R02(config)#do sh access-list
Extended IP access list TELNET_TEST
10 permit tcp any host 10.2.2.2 eq telnet (4 matches)
20 permit tcp any host 10.3.3.3 eq telnet (42 matches)
30 permit ip any any (590 matches)

The Why – 

But of course we already know the answer. It’s classful routing.

The router will accept the Telnet packets and punt them to the CPU.  You can see this using packet-trace debugging on the newer XE. 

R02#show platform packet-trace packet 0
Packet: 0 CBUG ID: 49
Summary
Input : GigabitEthernet1.12
Output : internal0/0/rp:0
State : PUNT 11 (For-us data)
Timestamp
Start : 41385897469217 ns (08/12/2019 02:31:45.258831 UTC)
Stop : 41385897506086 ns (08/12/2019 02:31:45.258868 UTC)
Path Trace
Feature: IPV4(Input)
Input : GigabitEthernet1.12
Output : Source : 10.1.1.1 Destination : 10.2.2.2 Protocol : 6 (TCP) SrcPort : 44461 DstPort : 23

But Since you can’t disable CEF on the newer platforms, you can’t see the full logic. Also keep in mind that ping still works and so does transit traffic. I believe it’s because of CEF for the transit traffic. Since it never has to go to general CPU. Not 100% sure yet why ping seems to work fine.

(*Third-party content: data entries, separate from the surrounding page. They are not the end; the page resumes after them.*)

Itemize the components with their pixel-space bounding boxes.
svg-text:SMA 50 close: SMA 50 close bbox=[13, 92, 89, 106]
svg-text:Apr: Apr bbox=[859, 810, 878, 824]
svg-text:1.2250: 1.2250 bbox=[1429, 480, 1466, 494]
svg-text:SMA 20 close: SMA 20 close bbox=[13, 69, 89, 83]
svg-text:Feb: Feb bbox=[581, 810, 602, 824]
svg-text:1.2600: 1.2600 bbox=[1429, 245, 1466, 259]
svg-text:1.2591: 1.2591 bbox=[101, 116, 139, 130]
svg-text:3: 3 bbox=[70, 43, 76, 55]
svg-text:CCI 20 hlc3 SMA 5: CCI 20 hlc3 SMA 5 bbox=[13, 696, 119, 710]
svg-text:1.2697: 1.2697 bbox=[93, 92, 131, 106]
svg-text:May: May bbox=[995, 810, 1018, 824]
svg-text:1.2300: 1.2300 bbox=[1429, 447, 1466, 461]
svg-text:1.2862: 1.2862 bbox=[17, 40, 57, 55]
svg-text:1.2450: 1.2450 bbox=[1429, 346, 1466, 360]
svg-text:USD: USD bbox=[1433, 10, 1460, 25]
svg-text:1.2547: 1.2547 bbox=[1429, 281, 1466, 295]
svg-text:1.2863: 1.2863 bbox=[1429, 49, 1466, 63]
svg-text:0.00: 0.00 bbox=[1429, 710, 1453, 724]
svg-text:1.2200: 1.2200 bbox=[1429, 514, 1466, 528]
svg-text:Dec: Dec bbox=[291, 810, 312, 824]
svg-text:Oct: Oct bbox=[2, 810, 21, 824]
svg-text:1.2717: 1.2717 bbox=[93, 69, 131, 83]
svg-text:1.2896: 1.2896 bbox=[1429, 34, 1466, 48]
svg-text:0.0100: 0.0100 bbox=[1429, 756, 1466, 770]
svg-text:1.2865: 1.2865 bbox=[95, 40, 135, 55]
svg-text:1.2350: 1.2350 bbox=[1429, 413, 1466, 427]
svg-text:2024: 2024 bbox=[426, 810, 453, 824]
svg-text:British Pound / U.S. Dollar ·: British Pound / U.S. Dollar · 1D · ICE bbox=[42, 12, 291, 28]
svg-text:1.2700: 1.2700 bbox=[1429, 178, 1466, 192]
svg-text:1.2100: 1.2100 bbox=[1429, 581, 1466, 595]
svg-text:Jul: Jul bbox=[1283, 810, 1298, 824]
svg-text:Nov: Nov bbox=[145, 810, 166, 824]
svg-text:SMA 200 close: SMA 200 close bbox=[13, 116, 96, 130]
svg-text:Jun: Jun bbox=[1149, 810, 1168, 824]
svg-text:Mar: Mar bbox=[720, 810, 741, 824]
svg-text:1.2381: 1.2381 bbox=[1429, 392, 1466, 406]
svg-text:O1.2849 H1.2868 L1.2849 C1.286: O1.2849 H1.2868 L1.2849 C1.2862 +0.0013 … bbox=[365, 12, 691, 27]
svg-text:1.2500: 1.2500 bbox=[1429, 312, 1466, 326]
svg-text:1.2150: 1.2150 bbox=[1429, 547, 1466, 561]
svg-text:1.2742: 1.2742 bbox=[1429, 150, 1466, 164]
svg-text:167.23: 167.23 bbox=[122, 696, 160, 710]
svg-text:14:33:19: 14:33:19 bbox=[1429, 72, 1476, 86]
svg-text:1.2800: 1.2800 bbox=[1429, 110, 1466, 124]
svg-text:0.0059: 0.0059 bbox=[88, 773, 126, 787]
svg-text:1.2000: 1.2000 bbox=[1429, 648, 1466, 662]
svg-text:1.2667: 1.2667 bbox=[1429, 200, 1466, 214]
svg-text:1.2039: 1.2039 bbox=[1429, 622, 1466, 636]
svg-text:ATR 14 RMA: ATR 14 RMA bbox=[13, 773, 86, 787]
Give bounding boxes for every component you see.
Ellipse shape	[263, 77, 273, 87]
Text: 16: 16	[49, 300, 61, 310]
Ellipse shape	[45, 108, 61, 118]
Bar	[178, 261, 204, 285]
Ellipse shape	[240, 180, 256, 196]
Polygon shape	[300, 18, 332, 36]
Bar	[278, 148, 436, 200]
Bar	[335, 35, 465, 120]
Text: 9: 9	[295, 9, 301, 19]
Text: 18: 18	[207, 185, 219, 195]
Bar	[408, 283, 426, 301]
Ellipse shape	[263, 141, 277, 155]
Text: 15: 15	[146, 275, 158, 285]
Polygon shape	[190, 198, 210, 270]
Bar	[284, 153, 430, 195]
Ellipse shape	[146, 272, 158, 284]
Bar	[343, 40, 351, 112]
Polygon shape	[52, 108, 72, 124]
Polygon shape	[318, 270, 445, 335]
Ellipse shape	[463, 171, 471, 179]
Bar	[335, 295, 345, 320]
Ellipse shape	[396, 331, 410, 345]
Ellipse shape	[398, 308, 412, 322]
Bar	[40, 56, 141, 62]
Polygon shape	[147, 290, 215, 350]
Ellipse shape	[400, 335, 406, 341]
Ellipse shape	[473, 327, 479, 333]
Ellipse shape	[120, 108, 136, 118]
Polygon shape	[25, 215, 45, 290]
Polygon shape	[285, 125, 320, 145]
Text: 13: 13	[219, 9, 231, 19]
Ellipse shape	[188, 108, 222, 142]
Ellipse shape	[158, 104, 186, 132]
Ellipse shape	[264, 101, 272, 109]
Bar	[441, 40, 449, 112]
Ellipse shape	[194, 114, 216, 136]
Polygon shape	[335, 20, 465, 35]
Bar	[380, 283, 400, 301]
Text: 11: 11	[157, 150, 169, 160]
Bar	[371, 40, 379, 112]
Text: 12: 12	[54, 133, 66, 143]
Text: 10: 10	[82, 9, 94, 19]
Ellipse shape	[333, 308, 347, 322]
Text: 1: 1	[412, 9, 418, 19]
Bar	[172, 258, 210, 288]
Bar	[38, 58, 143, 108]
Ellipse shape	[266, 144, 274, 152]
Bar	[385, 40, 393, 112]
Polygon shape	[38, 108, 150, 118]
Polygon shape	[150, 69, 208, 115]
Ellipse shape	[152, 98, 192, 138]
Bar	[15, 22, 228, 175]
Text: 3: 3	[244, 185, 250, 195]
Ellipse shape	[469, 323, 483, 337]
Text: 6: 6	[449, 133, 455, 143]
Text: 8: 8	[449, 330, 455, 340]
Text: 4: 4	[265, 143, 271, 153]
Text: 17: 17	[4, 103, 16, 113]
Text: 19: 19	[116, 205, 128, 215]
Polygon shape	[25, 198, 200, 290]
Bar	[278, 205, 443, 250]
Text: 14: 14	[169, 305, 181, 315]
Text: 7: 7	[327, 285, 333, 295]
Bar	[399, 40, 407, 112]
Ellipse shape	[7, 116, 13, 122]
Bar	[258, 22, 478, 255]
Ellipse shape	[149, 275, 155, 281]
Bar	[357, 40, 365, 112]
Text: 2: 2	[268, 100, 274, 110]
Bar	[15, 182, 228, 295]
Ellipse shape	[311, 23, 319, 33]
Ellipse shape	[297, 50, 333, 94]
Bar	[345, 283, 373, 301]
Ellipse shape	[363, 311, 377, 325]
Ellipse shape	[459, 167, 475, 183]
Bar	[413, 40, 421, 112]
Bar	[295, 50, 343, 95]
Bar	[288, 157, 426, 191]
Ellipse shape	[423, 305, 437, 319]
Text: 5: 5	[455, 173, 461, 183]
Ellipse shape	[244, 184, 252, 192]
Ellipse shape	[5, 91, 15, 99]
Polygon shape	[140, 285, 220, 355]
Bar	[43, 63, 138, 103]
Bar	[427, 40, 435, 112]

And with a full ip packet debug running –

FIBipv4-packet-proc: packet routing failed

https://www.cisco.com/c/en/us/support/docs/ip/enhanced-interior-gateway-routing-protocol-eigrp/8651-21.html

I highly recommend a read through.

Now you may be asking yourself why do I need to know something like this? I’ll just never enable it. Problem solved. But there’s a small chance that someone might. And recognizing that behavior will go a long way in less hair pulling.